Thankfully, the film also refuses to duck the imagery of the procedure, even showing the discarded fetus on the bathroom floor (Otilia also embarks on a disturbing journey to dispose of the remains, which one can’t help but read metaphorically). Many in the audience seemed to have a problem with this decision, but I do wonder how anyone can claim the pro-choice mantle if they are unwilling to face the consequences of that choice. Like it or not, abortion ends a life, and rather than quibble over viability, trimesters, and potential, let’s agree that it involves killing and still hold to its protection. I would never call it murder, of course, for that is a legal definition that carries strict penalties, but to grant the opposition the obvious — a life once started suddenly comes to an end — is to steal away their primary objection and move beyond it altogether. The debate then becomes a matter of priorities: does the decision to terminate always trump the life of a fetus? Does a woman hold full control over her body’s contents, up to the point where they are granted legal status as an independent individual? This conversation does not occur in places like Communist Romania, at least not openly. Even the two women can’t seem to discuss any part of it by films end. That it is under attack in our own country is an obvious source of concern. But so long as it does occur — with all voices strong and passionate throughout — we know at least that one component of a free society remains.

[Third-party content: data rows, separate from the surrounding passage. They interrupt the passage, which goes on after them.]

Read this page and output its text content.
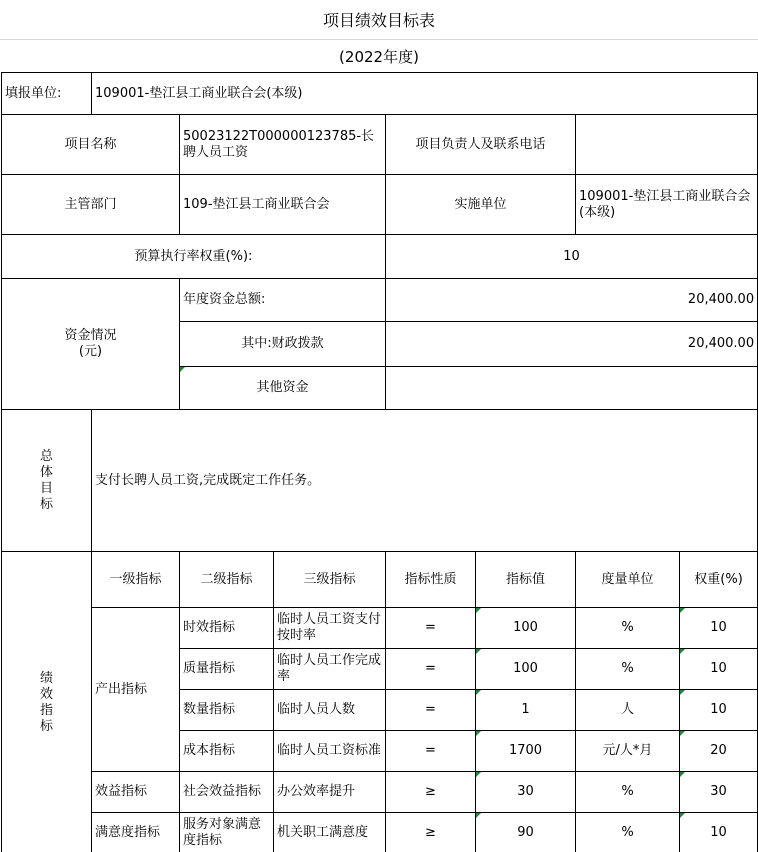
项目绩效目标表
(2022年度)
填报单位:	109001-垫江县工商业联合会(本级)						
项目名称		50023122T000000123785-长聘人员工资		项目负责人及联系电话			
主管部门		109-垫江县工商业联合会		实施单位		109001-垫江县工商业联合会(本级)	
预算执行率权重(%):				10			

资金情况
(元)		年度资金总额:		20,400.00			
		其中:财政拨款		20,400.00			
		其他资金					

总
体
目
标	支付长聘人员工资,完成既定工作任务。						

绩
效
指
标	一级指标	二级指标	三级指标	指标性质	指标值	度量单位	权重(%)
	产出指标	时效指标	临时人员工资支付按时率	=	100	%	10
		质量指标	临时人员工作完成率	=	100	%	10
		数量指标	临时人员人数	=	1	人	10
		成本指标	临时人员工资标准	=	1700	元/人*月	20
	效益指标	社会效益指标	办公效率提升	≥	30	%	30
	满意度指标	服务对象满意度指标	机关职工满意度	≥	90	%	10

Still, these debates are brought to the film, and will change accordingly as personal preference dictates. In their place stands a film of crushing realism; a masterpiece of social commentary that steadfastly refuses to pitch to the cheap seats. We see no bogey men whatsoever, and no walls blocking out the sun, only the dying embers of an idea that dared suggest that man is best when caged and subdued. We sense the turning tide, best seen in a generational dispute at the dinner table (though two key characters remain all but silent), and know that while some long ago gave up the fight, there are new voices in the wilderness that have had enough, even if they aren’t’ fully aware of it themselves. It’s a film about freedom and its absence, yes, but just as powerfully it takes the unaware on a journey through the black markets we don’t want to believe exist; not just for drugs, rare goods, or forbidden delights, but the human will itself. Though underground, it can’t long remain dormant.